Today is Martedì Grasso the last day of Carnival all over the world. Except Milan, where it is just beginning.
My daughter was home sick last week for three days and as a result she missed a costume party she had really been looking forward to, although I am sure the insane brave grandmother who yearly hosts this party for the whole class was not too upset to have a third grader less running around her apartment.
My daughter was a good sport about it all, despite her disappointment, and so I decided to surprise her and organize our own little Carnival party at home. My son's pre-school was closed for a few hours on the same day for meetings, so it seemed like the perfect way to fill an afternoon. We pulled out streamers and I set up a little make-up corner and we had ourselves a good time.
For it to be a real party, however, we needed snacks. I had some fruit juice stashed away but nothing even closely resembling Carnival treats so I decided to look up a recipe online. Carnival sweets are usually quite basic fried batters or doughs, recipes from a very long time ago when people did not have great means and when there were very few ingredients to choose from after a long winter. The most popular varieties are chiacchiere, tortelli and frittelle, although things get a bit complicated at this point. 

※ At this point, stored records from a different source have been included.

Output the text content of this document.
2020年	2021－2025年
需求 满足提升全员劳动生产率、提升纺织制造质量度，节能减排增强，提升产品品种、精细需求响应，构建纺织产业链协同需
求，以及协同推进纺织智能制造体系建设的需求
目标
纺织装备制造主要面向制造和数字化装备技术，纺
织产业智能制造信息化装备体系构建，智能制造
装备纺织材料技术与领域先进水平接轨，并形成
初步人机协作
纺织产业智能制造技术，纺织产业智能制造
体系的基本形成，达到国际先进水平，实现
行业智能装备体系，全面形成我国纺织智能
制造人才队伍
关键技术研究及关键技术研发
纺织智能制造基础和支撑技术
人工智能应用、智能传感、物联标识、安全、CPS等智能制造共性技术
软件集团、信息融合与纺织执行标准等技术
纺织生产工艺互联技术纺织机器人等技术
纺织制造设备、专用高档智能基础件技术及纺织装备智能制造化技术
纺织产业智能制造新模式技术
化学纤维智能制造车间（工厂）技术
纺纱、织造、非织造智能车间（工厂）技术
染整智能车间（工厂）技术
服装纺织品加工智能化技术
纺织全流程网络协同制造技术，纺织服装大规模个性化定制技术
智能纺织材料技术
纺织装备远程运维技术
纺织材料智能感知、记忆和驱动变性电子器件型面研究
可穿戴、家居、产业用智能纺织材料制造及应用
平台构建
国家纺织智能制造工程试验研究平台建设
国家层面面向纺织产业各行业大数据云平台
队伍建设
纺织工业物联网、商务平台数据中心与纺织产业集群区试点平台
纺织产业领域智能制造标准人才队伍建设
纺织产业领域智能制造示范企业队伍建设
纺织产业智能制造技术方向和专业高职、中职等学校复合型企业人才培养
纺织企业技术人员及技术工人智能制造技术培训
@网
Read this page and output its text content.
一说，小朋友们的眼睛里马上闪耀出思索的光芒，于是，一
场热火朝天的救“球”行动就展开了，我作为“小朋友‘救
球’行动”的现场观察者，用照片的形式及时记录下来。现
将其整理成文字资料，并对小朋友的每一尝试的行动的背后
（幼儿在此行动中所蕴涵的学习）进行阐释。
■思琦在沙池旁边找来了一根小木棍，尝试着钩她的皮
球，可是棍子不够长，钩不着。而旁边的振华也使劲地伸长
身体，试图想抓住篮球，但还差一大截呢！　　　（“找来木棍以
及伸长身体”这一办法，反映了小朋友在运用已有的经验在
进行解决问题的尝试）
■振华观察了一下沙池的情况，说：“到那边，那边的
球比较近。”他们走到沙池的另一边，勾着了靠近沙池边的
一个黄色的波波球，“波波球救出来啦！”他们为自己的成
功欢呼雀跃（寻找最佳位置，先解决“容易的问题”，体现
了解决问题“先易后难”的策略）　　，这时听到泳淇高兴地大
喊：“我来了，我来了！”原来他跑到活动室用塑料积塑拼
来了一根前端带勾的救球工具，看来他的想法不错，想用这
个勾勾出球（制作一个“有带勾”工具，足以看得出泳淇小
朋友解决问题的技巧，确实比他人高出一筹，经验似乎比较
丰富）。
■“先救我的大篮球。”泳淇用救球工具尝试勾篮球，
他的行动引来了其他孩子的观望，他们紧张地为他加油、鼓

As most things food in Italy (this recent  post being just an example), every region and town has a different name (and often recipe) for the same thing. Milanese chiacchiere are called galani in Venice, bugie in Genova and other names elsewhere. Venetian frittelle are made out of doughnut batter with raisins and pine nuts mixed into it, but in Milan the batter is simple and they are often filled with chocolate cream or custard. Tortelli and zeppole are a part of the same family. Then there is pignolata (as my Sicilian mother in law calls it), little balls of biscuity fried dough bound together with honey that are called struffoli in Naples. Last but not least, let us not forget castagnole (called this way because they are reminiscent of castagne, the Italian word for chestnuts), which I often ate as a child in Venice.

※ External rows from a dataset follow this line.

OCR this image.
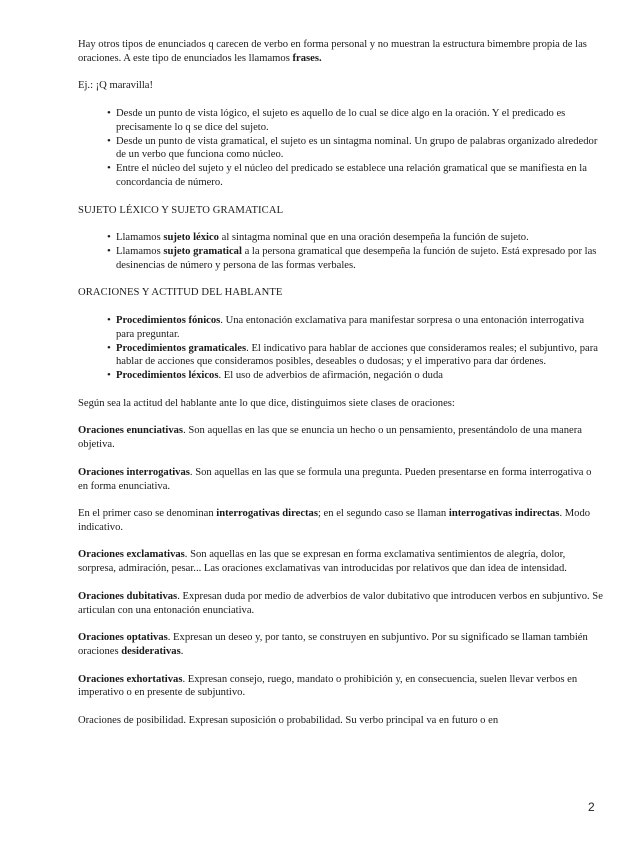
Hay otros tipos de enunciados q carecen de verbo en forma personal y no muestran la estructura bimembre propia de las oraciones. A este tipo de enunciados les llamamos frases.

Ej.: ¡Q maravilla!

• Desde un punto de vista lógico, el sujeto es aquello de lo cual se dice algo en la oración. Y el predicado es precisamente lo q se dice del sujeto.
• Desde un punto de vista gramatical, el sujeto es un sintagma nominal. Un grupo de palabras organizado alrededor de un verbo que funciona como núcleo.
• Entre el núcleo del sujeto y el núcleo del predicado se establece una relación gramatical que se manifiesta en la concordancia de número.

SUJETO LÉXICO Y SUJETO GRAMATICAL

• Llamamos sujeto léxico al sintagma nominal que en una oración desempeña la función de sujeto.
• Llamamos sujeto gramatical a la persona gramatical que desempeña la función de sujeto. Está expresado por las desinencias de número y persona de las formas verbales.

ORACIONES Y ACTITUD DEL HABLANTE

• Procedimientos fónicos. Una entonación exclamativa para manifestar sorpresa o una entonación interrogativa para preguntar.
• Procedimientos gramaticales. El indicativo para hablar de acciones que consideramos reales; el subjuntivo, para hablar de acciones que consideramos posibles, deseables o dudosas; y el imperativo para dar órdenes.
• Procedimientos léxicos. El uso de adverbios de afirmación, negación o duda

Según sea la actitud del hablante ante lo que dice, distinguimos siete clases de oraciones:

Oraciones enunciativas. Son aquellas en las que se enuncia un hecho o un pensamiento, presentándolo de una manera objetiva.

Oraciones interrogativas. Son aquellas en las que se formula una pregunta. Pueden presentarse en forma interrogativa o en forma enunciativa.

En el primer caso se denominan interrogativas directas; en el segundo caso se llaman interrogativas indirectas. Modo indicativo.

Oraciones exclamativas. Son aquellas en las que se expresan en forma exclamativa sentimientos de alegría, dolor, sorpresa, admiración, pesar... Las oraciones exclamativas van introducidas por relativos que dan idea de intensidad.

Oraciones dubitativas. Expresan duda por medio de adverbios de valor dubitativo que introducen verbos en subjuntivo. Se articulan con una entonación enunciativa.

Oraciones optativas. Expresan un deseo y, por tanto, se construyen en subjuntivo. Por su significado se llaman también oraciones desiderativas.

Oraciones exhortativas. Expresan consejo, ruego, mandato o prohibición y, en consecuencia, suelen llevar verbos en imperativo o en presente de subjuntivo.

Oraciones de posibilidad. Expresan suposición o probabilidad. Su verbo principal va en futuro o en

2
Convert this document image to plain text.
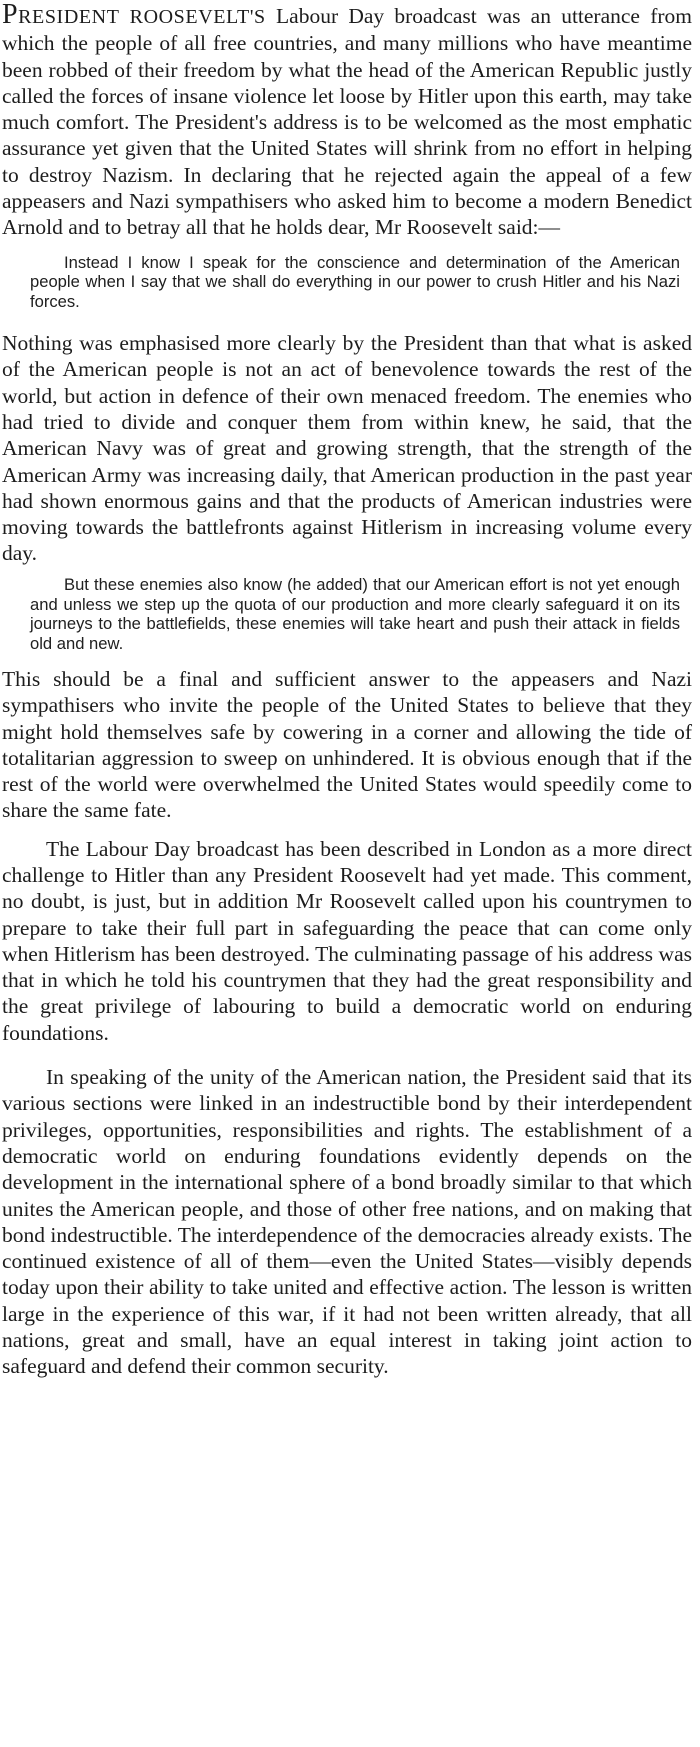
PRESIDENT ROOSEVELT'S Labour Day broadcast was an utterance from which the people of all free countries, and many millions who have meantime been robbed of their freedom by what the head of the American Republic justly called the forces of insane violence let loose by Hitler upon this earth, may take much comfort. The President's address is to be welcomed as the most emphatic assurance yet given that the United States will shrink from no effort in helping to destroy Nazism. In declaring that he rejected again the appeal of a few appeasers and Nazi sympathisers who asked him to become a modern Benedict Arnold and to betray all that he holds dear, Mr Roosevelt said:—

Instead I know I speak for the conscience and determination of the American people when I say that we shall do everything in our power to crush Hitler and his Nazi forces.

Nothing was emphasised more clearly by the President than that what is asked of the American people is not an act of benevolence towards the rest of the world, but action in defence of their own menaced freedom. The enemies who had tried to divide and conquer them from within knew, he said, that the American Navy was of great and growing strength, that the strength of the American Army was increasing daily, that American production in the past year had shown enormous gains and that the products of American industries were moving towards the battlefronts against Hitlerism in increasing volume every day.

But these enemies also know (he added) that our American effort is not yet enough and unless we step up the quota of our production and more clearly safeguard it on its journeys to the battlefields, these enemies will take heart and push their attack in fields old and new.

This should be a final and sufficient answer to the appeasers and Nazi sympathisers who invite the people of the United States to believe that they might hold themselves safe by cowering in a corner and allowing the tide of totalitarian aggression to sweep on unhindered. It is obvious enough that if the rest of the world were overwhelmed the United States would speedily come to share the same fate.

The Labour Day broadcast has been described in London as a more direct challenge to Hitler than any President Roosevelt had yet made. This comment, no doubt, is just, but in addition Mr Roosevelt called upon his countrymen to prepare to take their full part in safeguarding the peace that can come only when Hitlerism has been destroyed. The culminating passage of his address was that in which he told his countrymen that they had the great responsibility and the great privilege of labouring to build a democratic world on enduring foundations.

In speaking of the unity of the American nation, the President said that its various sections were linked in an indestructible bond by their interdependent privileges, opportunities, responsibilities and rights. The establishment of a democratic world on enduring foundations evidently depends on the development in the international sphere of a bond broadly similar to that which unites the American people, and those of other free nations, and on making that bond indestructible. The interdependence of the democracies already exists. The continued existence of all of them—even the United States—visibly depends today upon their ability to take united and effective action. The lesson is written large in the experience of this war, if it had not been written already, that all nations, great and small, have an equal interest in taking joint action to safeguard and defend their common security.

I opted for these because they seemed like the quickest and easiest of all to make: there was no time for rising as I had a very hungry Ninja Turtle and rock star waiting for their snack.

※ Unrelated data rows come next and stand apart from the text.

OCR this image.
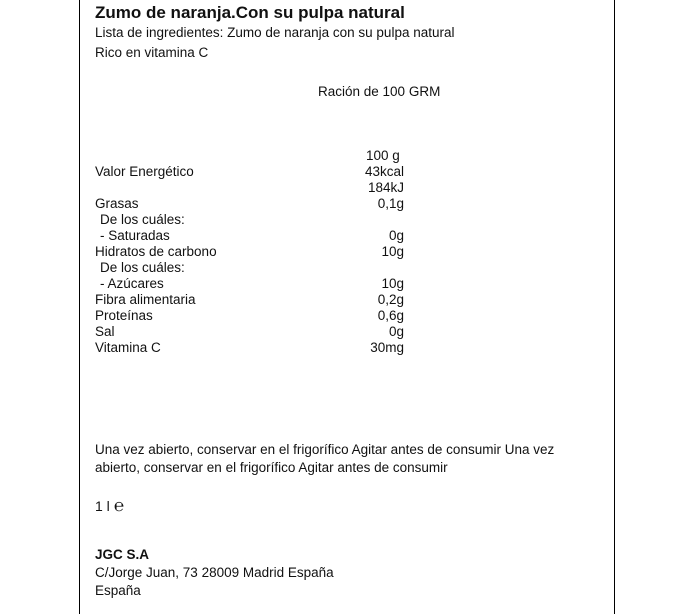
Zumo de naranja.Con su pulpa natural
Lista de ingredientes: Zumo de naranja con su pulpa natural
Rico en vitamina C
Ración de 100 GRM
100 g
Valor Energético	43kcal
184kJ
Grasas	0,1g
De los cuáles:
- Saturadas	0g
Hidratos de carbono	10g
De los cuáles:
- Azúcares	10g
Fibra alimentaria	0,2g
Proteínas	0,6g
Sal	0g
Vitamina C	30mg
Una vez abierto, conservar en el frigorífico Agitar antes de consumir Una vez
abierto, conservar en el frigorífico Agitar antes de consumir
1 l ℮
JGC S.A
C/Jorge Juan, 73 28009 Madrid España
España
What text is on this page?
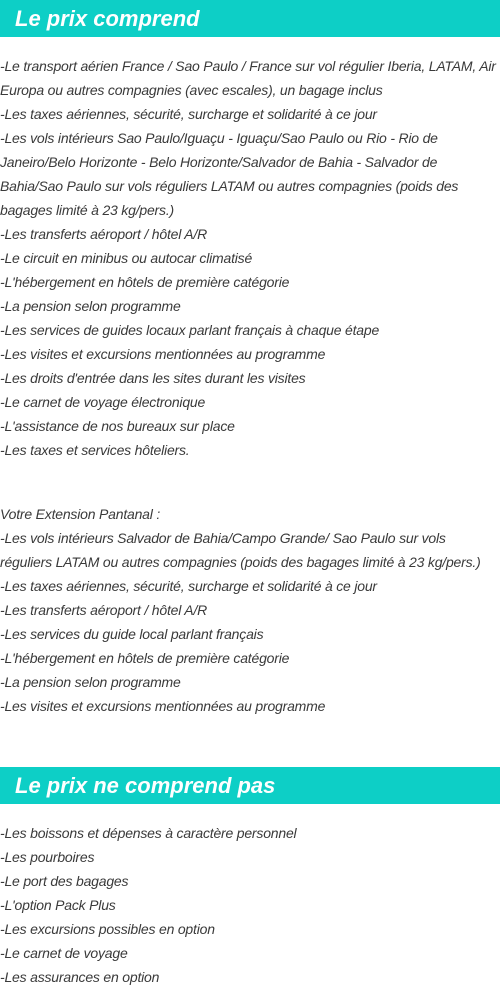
Le prix comprend
-Le transport aérien France / Sao Paulo / France sur vol régulier Iberia, LATAM, Air Europa ou autres compagnies (avec escales), un bagage inclus
-Les taxes aériennes, sécurité, surcharge et solidarité à ce jour
-Les vols intérieurs Sao Paulo/Iguaçu - Iguaçu/Sao Paulo ou Rio - Rio de Janeiro/Belo Horizonte - Belo Horizonte/Salvador de Bahia - Salvador de Bahia/Sao Paulo sur vols réguliers LATAM ou autres compagnies (poids des bagages limité à 23 kg/pers.)
-Les transferts aéroport / hôtel A/R
-Le circuit en minibus ou autocar climatisé
-L'hébergement en hôtels de première catégorie
-La pension selon programme
-Les services de guides locaux parlant français à chaque étape
-Les visites et excursions mentionnées au programme
-Les droits d'entrée dans les sites durant les visites
-Le carnet de voyage électronique
-L'assistance de nos bureaux sur place
-Les taxes et services hôteliers.
Votre Extension Pantanal :
-Les vols intérieurs Salvador de Bahia/Campo Grande/ Sao Paulo sur vols réguliers LATAM ou autres compagnies (poids des bagages limité à 23 kg/pers.)
-Les taxes aériennes, sécurité, surcharge et solidarité à ce jour
-Les transferts aéroport / hôtel A/R
-Les services du guide local parlant français
-L'hébergement en hôtels de première catégorie
-La pension selon programme
-Les visites et excursions mentionnées au programme
Le prix ne comprend pas
-Les boissons et dépenses à caractère personnel
-Les pourboires
-Le port des bagages
-L'option Pack Plus
-Les excursions possibles en option
-Le carnet de voyage
-Les assurances en option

While searching on the web, I discovered that in most places they are more akin to doughnuts, crispy on the outside and soft on the inside, and can be filled with a variety of creams like the abovementioned tortelli (or frittelle? or zeppole?).

Very different from what I remembered.
Then I finally found a recipe for the castagnole that I grew up eating. It is, once again, a recipe from long ago, prepared with very simple and frugal ingredients. The castagnole were easy to make and they turned out exactly how I remembered them: not overly sweet, with a crumbly texture, almost like short crust pastry.
I think it took me 15 minutes tops to make them from scratch and the kids devoured them warm, proceeding to lick the confectioner's sugar off of their finger tips when they were done.

Buon Carnevale!

Ingredients (makes about 40)
50gr butter, softened
80gr sugar
3 eggs
pinch of salt
350gr flour, approximately
1 tsp baking powder
1 tsp vanilla extract (optional)

oil for deep-frying
confectioner's sugar for garnish
In a stand mixer or in a bowl, mix the butter and sugar until light and airy. Add in the eggs one at a time. Add a pinch of salt and the flour a little at a time, making sure the batter does not turn too dry. Add the baking powder.
Start heating the oil, covering the bottom of the pot by about two inches.
Tear small pieces of the dough off and form little balls with your hands. When the oil is hot (you can check by throwing in a little piece of dough - it should not sink), deep fry the dough balls turning them every now and then until they are golden, about 3-5 minutes. They will start cracking a bit, that is normal. When they are ready, place them on a plate lined with paper towel to absorb excess oil. Sprinkle with confectioner's sugar and serve.